Skip to content

These functions can be used to do basic calculations with or without case weights.

Usage

get_case_weights(info, .data, call = rlang::caller_env())

averages(x, wts = NULL, na_rm = TRUE)

medians(x, wts = NULL)

variances(x, wts = NULL, na_rm = TRUE)

correlations(x, wts = NULL, use = "everything", method = "pearson")

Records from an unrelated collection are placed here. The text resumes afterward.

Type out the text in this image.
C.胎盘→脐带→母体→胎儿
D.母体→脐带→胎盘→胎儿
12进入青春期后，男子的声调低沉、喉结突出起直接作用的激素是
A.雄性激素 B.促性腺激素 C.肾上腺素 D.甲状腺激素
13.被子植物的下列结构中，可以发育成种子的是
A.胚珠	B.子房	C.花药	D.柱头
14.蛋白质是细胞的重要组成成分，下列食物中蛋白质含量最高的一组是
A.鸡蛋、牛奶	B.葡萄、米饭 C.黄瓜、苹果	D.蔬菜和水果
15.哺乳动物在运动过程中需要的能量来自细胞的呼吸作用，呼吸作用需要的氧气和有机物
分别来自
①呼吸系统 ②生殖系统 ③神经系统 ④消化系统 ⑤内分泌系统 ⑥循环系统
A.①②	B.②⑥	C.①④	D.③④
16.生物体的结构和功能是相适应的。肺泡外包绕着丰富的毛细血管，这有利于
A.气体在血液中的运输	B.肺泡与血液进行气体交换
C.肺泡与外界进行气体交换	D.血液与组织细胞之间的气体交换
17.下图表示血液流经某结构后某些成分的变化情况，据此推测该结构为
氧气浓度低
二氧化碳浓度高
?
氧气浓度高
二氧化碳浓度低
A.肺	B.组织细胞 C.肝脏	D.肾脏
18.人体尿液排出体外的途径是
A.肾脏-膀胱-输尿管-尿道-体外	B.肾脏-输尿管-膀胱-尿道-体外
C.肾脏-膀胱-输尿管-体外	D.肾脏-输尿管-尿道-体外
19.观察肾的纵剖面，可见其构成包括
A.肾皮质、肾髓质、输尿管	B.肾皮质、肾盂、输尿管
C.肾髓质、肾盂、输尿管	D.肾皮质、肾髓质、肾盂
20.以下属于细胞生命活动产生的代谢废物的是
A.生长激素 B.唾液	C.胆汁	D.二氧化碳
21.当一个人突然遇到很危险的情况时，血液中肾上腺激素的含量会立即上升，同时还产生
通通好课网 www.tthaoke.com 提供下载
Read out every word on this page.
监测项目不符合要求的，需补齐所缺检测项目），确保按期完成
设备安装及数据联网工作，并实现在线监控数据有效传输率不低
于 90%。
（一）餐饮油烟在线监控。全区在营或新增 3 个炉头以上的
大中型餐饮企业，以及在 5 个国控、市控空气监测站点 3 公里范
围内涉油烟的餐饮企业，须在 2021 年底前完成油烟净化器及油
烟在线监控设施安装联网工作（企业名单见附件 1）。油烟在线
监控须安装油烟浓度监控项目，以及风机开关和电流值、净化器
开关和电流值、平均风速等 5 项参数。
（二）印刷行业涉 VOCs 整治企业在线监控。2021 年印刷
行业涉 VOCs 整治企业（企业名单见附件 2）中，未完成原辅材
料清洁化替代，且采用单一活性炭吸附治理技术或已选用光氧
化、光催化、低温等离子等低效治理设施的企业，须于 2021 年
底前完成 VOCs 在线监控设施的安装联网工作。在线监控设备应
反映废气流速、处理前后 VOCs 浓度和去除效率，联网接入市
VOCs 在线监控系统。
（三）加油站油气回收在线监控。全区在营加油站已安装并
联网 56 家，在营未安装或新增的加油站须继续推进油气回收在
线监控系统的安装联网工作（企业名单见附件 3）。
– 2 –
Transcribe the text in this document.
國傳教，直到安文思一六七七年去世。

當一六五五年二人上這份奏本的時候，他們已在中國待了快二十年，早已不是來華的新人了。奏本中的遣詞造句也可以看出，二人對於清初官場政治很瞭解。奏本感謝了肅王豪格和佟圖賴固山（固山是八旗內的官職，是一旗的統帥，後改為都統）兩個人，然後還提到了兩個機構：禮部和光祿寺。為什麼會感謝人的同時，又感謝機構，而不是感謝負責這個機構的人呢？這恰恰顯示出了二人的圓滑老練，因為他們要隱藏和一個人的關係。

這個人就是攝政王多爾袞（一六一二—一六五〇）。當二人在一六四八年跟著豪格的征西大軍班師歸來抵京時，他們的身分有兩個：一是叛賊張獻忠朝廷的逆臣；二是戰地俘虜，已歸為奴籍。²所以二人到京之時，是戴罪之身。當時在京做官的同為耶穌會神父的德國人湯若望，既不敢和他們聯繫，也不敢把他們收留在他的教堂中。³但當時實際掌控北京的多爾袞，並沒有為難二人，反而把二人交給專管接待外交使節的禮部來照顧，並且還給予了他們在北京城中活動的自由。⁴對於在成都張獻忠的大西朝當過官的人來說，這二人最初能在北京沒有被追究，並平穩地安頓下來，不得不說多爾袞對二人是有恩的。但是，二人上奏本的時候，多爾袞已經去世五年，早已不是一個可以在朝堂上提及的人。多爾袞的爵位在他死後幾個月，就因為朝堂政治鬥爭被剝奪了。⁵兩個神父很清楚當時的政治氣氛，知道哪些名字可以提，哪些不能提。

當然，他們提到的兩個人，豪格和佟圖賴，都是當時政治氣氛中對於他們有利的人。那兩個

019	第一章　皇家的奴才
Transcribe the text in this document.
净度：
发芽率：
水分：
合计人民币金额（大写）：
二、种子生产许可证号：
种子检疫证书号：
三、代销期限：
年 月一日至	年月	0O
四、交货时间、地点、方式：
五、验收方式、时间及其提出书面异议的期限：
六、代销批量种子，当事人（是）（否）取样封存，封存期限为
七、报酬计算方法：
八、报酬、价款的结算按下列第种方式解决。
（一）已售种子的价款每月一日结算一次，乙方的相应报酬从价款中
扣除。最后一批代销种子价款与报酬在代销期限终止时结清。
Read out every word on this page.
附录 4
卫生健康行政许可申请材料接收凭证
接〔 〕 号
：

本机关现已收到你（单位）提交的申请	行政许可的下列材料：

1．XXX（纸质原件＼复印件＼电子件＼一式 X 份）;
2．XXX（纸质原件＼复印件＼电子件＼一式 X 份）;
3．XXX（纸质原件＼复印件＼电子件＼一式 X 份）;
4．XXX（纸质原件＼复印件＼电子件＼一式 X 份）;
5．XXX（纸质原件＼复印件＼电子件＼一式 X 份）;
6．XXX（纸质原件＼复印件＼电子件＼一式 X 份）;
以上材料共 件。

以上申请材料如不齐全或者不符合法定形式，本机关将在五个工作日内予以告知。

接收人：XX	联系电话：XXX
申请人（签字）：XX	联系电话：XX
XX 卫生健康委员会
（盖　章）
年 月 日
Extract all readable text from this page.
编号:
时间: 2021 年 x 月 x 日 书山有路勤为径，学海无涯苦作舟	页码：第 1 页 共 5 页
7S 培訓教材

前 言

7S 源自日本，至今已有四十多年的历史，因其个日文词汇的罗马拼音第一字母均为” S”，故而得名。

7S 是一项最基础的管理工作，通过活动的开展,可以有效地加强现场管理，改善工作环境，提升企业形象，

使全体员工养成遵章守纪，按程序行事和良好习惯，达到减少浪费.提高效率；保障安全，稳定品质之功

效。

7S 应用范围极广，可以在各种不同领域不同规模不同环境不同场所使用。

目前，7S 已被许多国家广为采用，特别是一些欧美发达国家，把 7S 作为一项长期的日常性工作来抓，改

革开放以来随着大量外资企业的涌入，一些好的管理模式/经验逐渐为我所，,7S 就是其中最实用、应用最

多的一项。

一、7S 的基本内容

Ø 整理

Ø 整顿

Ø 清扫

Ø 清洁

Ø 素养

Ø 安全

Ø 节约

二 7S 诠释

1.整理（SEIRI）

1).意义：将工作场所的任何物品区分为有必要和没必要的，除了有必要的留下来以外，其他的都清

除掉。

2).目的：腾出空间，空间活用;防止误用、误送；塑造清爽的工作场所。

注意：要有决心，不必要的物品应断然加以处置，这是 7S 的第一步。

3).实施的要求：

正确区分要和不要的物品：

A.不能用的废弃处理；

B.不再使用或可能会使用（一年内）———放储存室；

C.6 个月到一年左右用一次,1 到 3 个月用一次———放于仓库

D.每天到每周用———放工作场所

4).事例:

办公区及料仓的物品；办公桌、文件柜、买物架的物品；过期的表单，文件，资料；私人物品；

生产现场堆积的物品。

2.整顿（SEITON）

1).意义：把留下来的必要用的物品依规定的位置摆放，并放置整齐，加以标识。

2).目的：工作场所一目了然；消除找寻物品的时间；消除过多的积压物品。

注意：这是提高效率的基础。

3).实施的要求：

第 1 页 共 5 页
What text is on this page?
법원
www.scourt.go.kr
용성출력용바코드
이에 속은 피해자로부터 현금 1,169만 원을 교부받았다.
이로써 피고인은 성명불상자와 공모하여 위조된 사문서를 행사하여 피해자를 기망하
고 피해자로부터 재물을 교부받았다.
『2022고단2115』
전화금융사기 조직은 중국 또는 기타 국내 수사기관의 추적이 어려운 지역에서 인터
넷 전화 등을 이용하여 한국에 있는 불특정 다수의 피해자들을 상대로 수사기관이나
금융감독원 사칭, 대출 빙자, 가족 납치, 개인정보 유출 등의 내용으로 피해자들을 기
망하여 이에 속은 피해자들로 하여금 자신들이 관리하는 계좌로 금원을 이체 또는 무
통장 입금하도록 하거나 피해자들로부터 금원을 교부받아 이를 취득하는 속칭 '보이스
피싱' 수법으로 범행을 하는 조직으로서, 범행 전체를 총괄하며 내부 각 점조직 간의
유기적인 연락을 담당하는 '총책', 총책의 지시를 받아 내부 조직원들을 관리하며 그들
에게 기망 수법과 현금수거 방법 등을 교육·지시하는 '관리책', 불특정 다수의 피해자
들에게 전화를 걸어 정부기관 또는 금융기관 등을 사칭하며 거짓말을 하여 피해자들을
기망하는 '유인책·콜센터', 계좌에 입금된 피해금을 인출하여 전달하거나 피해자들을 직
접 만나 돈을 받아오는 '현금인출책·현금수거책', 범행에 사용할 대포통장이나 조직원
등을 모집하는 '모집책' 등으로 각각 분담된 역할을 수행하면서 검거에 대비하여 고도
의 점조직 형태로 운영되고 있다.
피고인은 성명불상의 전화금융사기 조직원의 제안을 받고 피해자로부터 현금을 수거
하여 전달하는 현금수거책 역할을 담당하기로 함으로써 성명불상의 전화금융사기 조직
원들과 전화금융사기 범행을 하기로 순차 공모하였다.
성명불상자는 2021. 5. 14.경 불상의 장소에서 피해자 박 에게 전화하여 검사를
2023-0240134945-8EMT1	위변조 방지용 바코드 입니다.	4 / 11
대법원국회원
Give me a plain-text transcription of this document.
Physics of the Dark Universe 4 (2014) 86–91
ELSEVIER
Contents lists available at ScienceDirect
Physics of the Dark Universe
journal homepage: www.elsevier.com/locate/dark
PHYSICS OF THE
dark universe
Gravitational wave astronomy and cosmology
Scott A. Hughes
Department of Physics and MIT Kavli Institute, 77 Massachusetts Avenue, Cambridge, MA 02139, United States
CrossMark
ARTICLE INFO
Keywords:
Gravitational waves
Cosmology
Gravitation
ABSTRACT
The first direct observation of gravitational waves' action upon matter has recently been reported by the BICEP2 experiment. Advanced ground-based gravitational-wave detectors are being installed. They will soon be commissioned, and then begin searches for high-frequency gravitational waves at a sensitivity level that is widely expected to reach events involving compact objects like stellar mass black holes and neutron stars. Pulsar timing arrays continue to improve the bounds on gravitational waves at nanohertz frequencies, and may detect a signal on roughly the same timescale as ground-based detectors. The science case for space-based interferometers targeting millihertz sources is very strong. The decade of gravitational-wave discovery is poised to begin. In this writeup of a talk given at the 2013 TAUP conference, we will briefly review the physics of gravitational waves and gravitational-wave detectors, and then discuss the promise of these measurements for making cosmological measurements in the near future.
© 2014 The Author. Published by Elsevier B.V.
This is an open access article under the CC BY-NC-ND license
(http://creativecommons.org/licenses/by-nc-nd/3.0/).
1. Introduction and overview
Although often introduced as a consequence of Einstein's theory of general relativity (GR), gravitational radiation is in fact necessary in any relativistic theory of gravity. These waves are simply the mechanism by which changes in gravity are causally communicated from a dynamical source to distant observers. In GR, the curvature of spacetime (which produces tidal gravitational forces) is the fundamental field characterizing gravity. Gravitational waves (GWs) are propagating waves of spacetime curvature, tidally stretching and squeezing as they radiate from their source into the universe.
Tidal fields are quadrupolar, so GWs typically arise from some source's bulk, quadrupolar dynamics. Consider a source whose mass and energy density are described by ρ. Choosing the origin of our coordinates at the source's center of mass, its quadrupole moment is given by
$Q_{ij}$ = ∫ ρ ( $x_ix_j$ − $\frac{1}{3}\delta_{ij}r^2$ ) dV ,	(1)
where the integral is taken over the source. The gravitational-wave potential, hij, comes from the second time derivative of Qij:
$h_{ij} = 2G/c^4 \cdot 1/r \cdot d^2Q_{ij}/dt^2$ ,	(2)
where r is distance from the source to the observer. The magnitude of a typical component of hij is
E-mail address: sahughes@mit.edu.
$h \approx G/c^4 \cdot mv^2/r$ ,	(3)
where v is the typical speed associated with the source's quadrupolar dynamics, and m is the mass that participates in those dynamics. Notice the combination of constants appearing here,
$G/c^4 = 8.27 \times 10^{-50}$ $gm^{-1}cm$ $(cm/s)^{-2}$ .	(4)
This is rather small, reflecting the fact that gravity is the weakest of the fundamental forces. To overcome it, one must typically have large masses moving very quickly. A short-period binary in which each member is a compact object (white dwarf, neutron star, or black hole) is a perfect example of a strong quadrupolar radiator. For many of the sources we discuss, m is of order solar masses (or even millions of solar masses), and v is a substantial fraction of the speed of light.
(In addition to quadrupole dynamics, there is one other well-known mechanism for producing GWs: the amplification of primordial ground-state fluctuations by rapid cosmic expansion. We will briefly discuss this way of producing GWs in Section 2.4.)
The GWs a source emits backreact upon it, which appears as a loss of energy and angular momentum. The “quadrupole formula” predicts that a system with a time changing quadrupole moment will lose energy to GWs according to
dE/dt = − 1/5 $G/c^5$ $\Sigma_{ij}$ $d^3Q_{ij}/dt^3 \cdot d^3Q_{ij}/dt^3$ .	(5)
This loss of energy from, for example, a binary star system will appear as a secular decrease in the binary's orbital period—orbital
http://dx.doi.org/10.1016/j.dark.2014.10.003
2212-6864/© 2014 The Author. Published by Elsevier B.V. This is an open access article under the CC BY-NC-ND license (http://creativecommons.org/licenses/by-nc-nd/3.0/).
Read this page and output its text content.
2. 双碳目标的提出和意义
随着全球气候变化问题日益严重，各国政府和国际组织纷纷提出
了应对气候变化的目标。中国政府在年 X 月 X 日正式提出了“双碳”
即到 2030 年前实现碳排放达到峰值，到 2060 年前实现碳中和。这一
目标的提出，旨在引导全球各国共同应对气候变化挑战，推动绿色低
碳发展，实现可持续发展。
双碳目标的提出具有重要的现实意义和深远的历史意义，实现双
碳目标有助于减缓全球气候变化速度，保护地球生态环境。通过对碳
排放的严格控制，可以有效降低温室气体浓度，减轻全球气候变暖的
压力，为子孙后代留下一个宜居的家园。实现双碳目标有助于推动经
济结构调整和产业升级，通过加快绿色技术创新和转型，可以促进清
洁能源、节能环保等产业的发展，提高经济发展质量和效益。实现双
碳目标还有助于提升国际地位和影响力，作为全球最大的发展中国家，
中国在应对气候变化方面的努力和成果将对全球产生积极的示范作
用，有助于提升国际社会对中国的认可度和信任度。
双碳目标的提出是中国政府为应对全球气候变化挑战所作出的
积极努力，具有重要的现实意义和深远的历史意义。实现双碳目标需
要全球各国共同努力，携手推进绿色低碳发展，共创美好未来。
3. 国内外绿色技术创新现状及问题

covariances(x, wts = NULL, use = "everything", method = "pearson")

pca_wts(x, wts = NULL)

are_weights_used(wts, unsupervised = FALSE)

Arguments

info

A data frame from the info argument within steps

.data

The training data

call

The execution environment of a currently running function, e.g. caller_env(). The function will be mentioned in error messages as the source of the error. See the call argument of abort() for more information.

x

A numeric vector or a data frame

wts

A vector of case weights

na_rm

A logical value indicating whether NA values should be removed during computations.

use

Used by correlations() or covariances() to pass argument to cor() or cov()

method

Used by correlations() or covariances() to pass argument to cor() or cov()

unsupervised

Can the step handle unsupervised weights

Details

get_case_weights() is designed for developers of recipe steps, to return a column with the role of "case weight" as a vector.

For the other functions, rows with missing case weights are removed from calculations.

For averages() and variances(), missing values in the data (not the case weights) only affect the calculations for those rows. For correlations(), the correlation matrix computation first removes rows with any missing values (equal to the "complete.obs" strategy in stats::cor()).

are_weights_used() is designed for developers of recipe steps and is used inside print method to determine how printing should be done.